9 février 2003 -- 5ème dimanche "B"
Jb
7,1...7; 1 Co 9,16...23; Mc 1,29-39
Homélie
Dans l'Évangile de Marc,
Jésus, tout de suite après son baptême, ses quarante jours au désert et le
choix de ses premiers disciples, retourne en Galilée. Marc raconte alors une suite rapide d'événements
que l'on serait tenté d'intituler, en utilisant une expression moderne : "une
journée dans la vie de Jésus de Nazareth". Ces vingt-quatre heures sont fort bien remplies.
Le matin du sabbat Jésus enseigne dans la synagogue de Capharnaüm et y guérit
un possédé (c'est l'Évangile de dimanche dernier); puis il se rend à la maison
de Simon et André et y guérit la belle-mère de Simon. Le même soir on lui amène de nombreux malades
à guérir. Vers la fin de la nuit il se rend sur la montagne pour prier. Les frères viennent pour le chercher, mais il leur répond qu'il doit
aller dans les villages voisins. C'est vraiment beaucoup en vingt-quatre heures! Essayons de percevoir quelques-uns des enseignements que Marc veut
transmettre, ou plutôt des enseignements de Jésus à ses premiers disciples.
La belle-mère de Pierre
souffrait de la fièvre, ce qui était alors conçu comme une forme de possession. D'ailleurs le mot grec utilisé pour désigner la fièvre est de la même
racine que le mot "feu" et le mot "zèle". Il y a sans doute ici une allusion au zèle ardent du prophète Élie,
le prophète de feu (Sir. 48, 1-3.9; 1 Rois 19,10.14) qui fit périr de sa main
les 450 prophètes de Baal, et à celui des disciples de Jésus qui voulaient
un jour faire descendre le feu du ciel sur ceux qui n'avaient pas reçu son
message. Jésus veut montrer à ses disciples que cette
fièvre, cet ardeur destructrice, doit être étrangère à ceux qui veulent le
suivre. Elle doit faire place à un
esprit de service. Délivrée de sa
fièvre, la belle-mère de Simon se met en effet à les servir.

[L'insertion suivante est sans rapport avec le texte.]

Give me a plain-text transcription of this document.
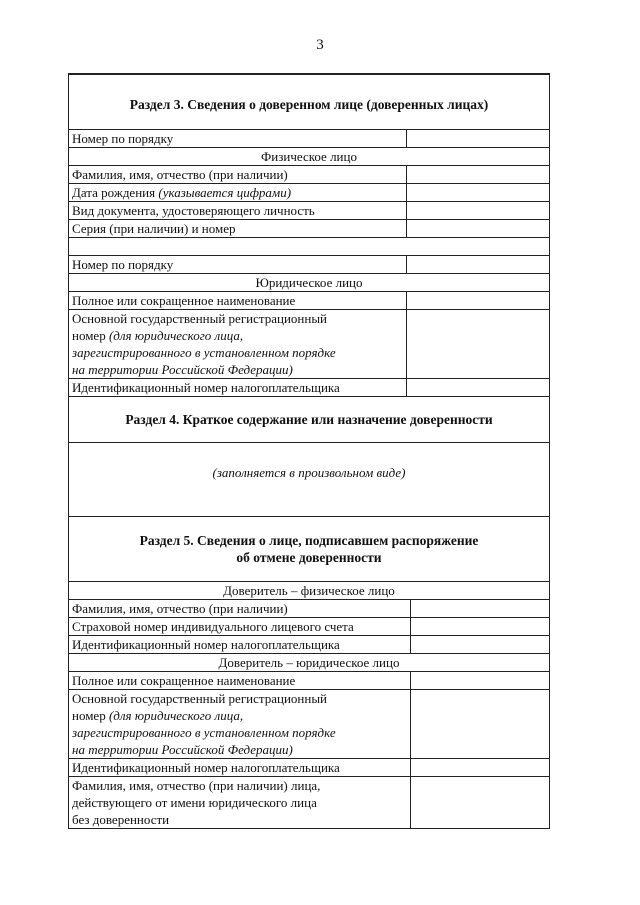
3
Раздел 3. Сведения о доверенном лице (доверенных лицах)
Номер по порядку
Физическое лицо
Фамилия, имя, отчество (при наличии)
Дата рождения (указывается цифрами)
Вид документа, удостоверяющего личность
Серия (при наличии) и номер
Номер по порядку
Юридическое лицо
Полное или сокращенное наименование
Основной государственный регистрационный
номер (для юридического лица,
зарегистрированного в установленном порядке
на территории Российской Федерации)
Идентификационный номер налогоплательщика
Раздел 4. Краткое содержание или назначение доверенности
(заполняется в произвольном виде)
Раздел 5. Сведения о лице, подписавшем распоряжение
об отмене доверенности
Доверитель – физическое лицо
Фамилия, имя, отчество (при наличии)
Страховой номер индивидуального лицевого счета
Идентификационный номер налогоплательщика
Доверитель – юридическое лицо
Полное или сокращенное наименование
Основной государственный регистрационный
номер (для юридического лица,
зарегистрированного в установленном порядке
на территории Российской Федерации)
Идентификационный номер налогоплательщика
Фамилия, имя, отчество (при наличии) лица,
действующего от имени юридического лица
без доверенности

Que ce soit dans nos relations
interpersonnelles ou dans celles entre les confessions religieuses ou entre
les nations, toute ardeur à condamner les autres, à leur imposer nos points
de vue, à faire pleuvoir sur eux (moralement ou même physiquement) le feu
du ciel, est en opposition avec le message de Jésus. Toute "frappe préventive" de l'autre
soit pour le ramener au juste chemin soit pour se protéger soi-même est un
crime contre l'humanité, telle que Jésus la conçoit.
Contrairement à cette
"hybris" qui, de nos jours comme il y a près de trois-quarts
de siècle, risque de faire sombrer dans une violence cauchemardesque le monde
qui se croit civilisé, Jésus choisit la voie du service, de l'humilité et
de la prière. Alors que ses débuts
à la synagogue de Capharnaüm étaient un grand succès, il quitte ce lieu public
pour se rendre dans la maison privée d'un de ses disciples. Et lorsque les guérisons accomplies en cet
endroit le rendent encore plus populaire il quitte cet endroit pour se réfugier
dans la prière et la solitude avant de partir pour les humbles bourgades de
la région.
Paul de Tarse, comme Élie
plusieurs siècles auparavant, était prêt à tuer au nom de Dieu, jusqu'au jour
où une lumière foudroyante, sur le chemin de Damas, le délivra de cette fièvre
meurtrière. C'est avec cette liberté
nouvelle qu'il écrira plusieurs années plus tard aux Corinthiens : "libre
à l'égard de tous, je me suis fait le serviteur de tous afin d'en gagner le
plus grand nombre possible" (2ème lecture d'aujourd'hui). Comme la belle-mère de Pierre, il peut servir lorsqu'il est libéré
de sa fièvre.
Nous célébrons aujourd'hui
la journée mondiale des malades. Prions
pour tous les malades, mais spécialement pour les victimes du SIDA, si nombreux
en particulier en Afrique, où ils sont presque tous laissés sans traitement,
alors qu'ils pourraient être grandement soulagés si on leur consacrait une
toute petite partie des milliards de dollars dépensés pour la guerre. Prions pour que les chefs des nations qui se préparent à faire pleuvoir
le feu et les bombes sur d'autres nations rencontrent, sur leur chemin de
Damas, la même lumière que Paul rencontra, qui les guérisse de leur fièvre
guerrière et les transforme en serviteurs de l'humanité.